OpenACC provides data clauses to manage memory transfer efficiently between the host (CPU) and device (GPU). These clauses allow developers to control data allocation, movement, and retention on the GPU, optimizing performance by minimizing unnecessary data transfer.

copy(list): Allocates memory on the GPU, copies data from host to device at the start, and back to the host upon exiting the data region. Suitable for data that needs to be available on both host and device.
copyin(list): Allocates memory on the GPU and transfers data from host to device only when entering the data region. Ideal for input data that the device reads without modifying.
copyout(list): Allocates memory on the GPU and copies data back to the host when exiting the data region. Used for data that is generated on the device and needed on the host after computation.
create(list): Allocates memory on the GPU without transferring data from the host. Data remains on the device and isn’t copied back to the host upon exiting the region, suitable for temporary device-only data.
present(list): Assumes that data is already allocated on the GPU from a parent region, avoiding re-allocation and redundant transfers, which is beneficial in nested or complex regions.
deviceptr(list): Used for GPU pointers allocated outside OpenACC (e.g., through CUDA), allowing OpenACC to manage them without duplicating memory.

Structured vs.

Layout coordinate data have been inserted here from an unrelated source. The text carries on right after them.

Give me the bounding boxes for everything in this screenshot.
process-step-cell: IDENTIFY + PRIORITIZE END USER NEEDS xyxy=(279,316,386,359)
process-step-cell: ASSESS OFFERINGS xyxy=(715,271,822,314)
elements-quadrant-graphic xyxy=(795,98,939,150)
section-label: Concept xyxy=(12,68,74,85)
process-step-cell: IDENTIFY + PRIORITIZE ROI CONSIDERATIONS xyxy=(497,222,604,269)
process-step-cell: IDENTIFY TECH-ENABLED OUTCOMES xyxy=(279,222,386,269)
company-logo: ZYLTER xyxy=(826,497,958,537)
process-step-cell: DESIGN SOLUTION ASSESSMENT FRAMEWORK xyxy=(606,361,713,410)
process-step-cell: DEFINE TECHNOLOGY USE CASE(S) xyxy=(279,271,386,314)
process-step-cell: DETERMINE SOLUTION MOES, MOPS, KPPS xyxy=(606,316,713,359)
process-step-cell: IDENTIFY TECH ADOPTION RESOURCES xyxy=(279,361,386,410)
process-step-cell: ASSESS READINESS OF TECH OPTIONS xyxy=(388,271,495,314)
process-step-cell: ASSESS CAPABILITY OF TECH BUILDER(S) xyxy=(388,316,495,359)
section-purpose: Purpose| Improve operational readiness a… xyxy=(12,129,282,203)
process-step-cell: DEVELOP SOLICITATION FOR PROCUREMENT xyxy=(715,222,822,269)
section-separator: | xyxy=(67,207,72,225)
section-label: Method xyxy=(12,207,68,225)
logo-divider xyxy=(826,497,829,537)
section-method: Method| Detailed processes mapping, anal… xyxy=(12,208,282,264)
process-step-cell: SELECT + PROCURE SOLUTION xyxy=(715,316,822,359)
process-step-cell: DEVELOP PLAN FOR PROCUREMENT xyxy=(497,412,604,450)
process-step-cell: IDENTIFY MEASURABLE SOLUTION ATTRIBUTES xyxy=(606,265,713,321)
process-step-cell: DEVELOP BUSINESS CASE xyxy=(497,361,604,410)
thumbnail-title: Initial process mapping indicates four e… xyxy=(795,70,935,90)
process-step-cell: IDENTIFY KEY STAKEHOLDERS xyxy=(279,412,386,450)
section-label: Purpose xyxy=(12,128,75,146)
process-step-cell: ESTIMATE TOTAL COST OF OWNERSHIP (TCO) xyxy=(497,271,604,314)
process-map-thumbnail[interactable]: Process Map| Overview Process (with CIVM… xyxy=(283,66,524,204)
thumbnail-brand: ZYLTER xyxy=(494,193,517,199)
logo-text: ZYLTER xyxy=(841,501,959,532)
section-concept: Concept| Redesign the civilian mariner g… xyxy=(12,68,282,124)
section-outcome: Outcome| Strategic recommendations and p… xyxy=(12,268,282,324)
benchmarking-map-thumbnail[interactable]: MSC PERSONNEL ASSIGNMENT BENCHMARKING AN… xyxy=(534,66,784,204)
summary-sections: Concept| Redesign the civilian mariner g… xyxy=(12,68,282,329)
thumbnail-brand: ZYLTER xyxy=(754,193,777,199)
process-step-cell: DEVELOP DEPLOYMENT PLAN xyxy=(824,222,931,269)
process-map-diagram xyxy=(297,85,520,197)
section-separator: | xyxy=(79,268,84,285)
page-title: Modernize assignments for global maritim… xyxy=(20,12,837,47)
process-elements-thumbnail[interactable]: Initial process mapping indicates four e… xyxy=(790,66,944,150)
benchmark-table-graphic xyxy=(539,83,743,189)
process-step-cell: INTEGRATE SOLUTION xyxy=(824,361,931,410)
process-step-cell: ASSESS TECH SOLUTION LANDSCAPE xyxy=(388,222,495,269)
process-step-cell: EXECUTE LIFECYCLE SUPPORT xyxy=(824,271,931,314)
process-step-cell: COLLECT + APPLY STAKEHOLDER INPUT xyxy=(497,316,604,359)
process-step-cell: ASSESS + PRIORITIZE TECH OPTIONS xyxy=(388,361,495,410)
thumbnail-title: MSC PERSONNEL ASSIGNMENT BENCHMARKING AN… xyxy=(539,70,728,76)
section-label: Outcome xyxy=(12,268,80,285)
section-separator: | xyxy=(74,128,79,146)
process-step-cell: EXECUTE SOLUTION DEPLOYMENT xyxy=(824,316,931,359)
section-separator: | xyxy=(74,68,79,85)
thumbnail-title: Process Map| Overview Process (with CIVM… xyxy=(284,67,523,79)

Unstructured Data Regions¶

Unstructured Data Region: Allows flexible memory allocation across multiple functions or regions and keeps data on the device until explicitly deallocated.
Structured Data Region: Limited to a function scope, where data is allocated and deallocated automatically at the start and end of the scope.

Cache Clause¶

The cache clause is used to keep frequently accessed data on the device, reducing memory latency in parallel loops.

By effectively using these data clauses, OpenACC enables precise memory control on the GPU, enhancing performance by reducing data transfer overhead, which is essential for high-performance GPU applications.